LNP-IL-21 treatment successfully indued potent anti-HBV immune responses
LNP-IL-21 induced HBV clearance in both BPS and rcccDNA persistence mouse models was associated with HBsAb seroconversion (Figure 2B and 4B ), suggesting LNP-IL-21 treatment is probably able to activate HBsAg-specific humoral immune responses. To prove it, at 8 w.p.i., PBMC were collected from LNP-IL-21-cured BPS mice achieving HBsAb seroconversion (n = 6) and LNP-injected mice (5 out 6 mice positive for HBsAg), and subjected to flow cytometry analysis for HBsAg-specific B cells (Figure 6 A, C-D ). The percentages of HBsAg-specific B cells in LNP-IL-21-cured mice were significantly higher than those in LNP-injected mice (Figure 6 E ), and representative images of two mice in each group were presented inFigure 6F .

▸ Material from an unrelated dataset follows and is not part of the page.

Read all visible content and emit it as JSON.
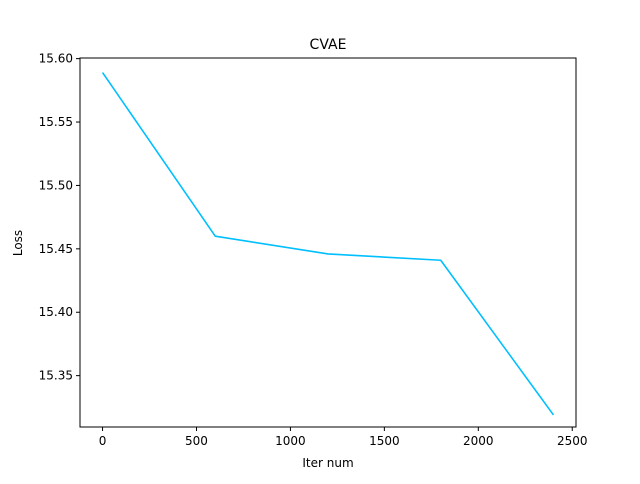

On the other hand, ALT transient elevations were observed in above two mouse models post LNP-IL-21 injection (Figure 2E and 4E ), indicating acute liver injury. In order to investigate whether LNP-IL-21 treatment participated in activation of cellular immune responses, which is responsible for the removal of HBV-harboring hepatocytes to achieve cure, mouse liver tissues were collected form LNP-IL-21-and LNP-injected mice at 2 and 8 w.p.i., and then subjected to H&E and anti-CD8 staining (Figure 6 A, ). As shown in Figure 6B , marked intrahepatic immune cell infiltration, including CD8+cell infiltration, was observed in LNP-IL-21-injected mice at 2 w.p.i., but not at 8 w.p.i., which roughly coincided with HBV clearance. No obvious immune infiltration was observed in LNP-injected mice at 2 or 8 w.p.i.. What’s more, at 8 w.p.i., splenocytes from LNP-IL-21-cured mice, but not LNP-injected mice, secreted much more IFN-γ post HBcAg or HBsAg stimulation (Figure 6G ), indicating activated T cell immune responses. In a summary, LNP-IL-21-based gene therapy successfully induced both potent anti-viral humoral and cellular immune responses contributing to HBV clearance.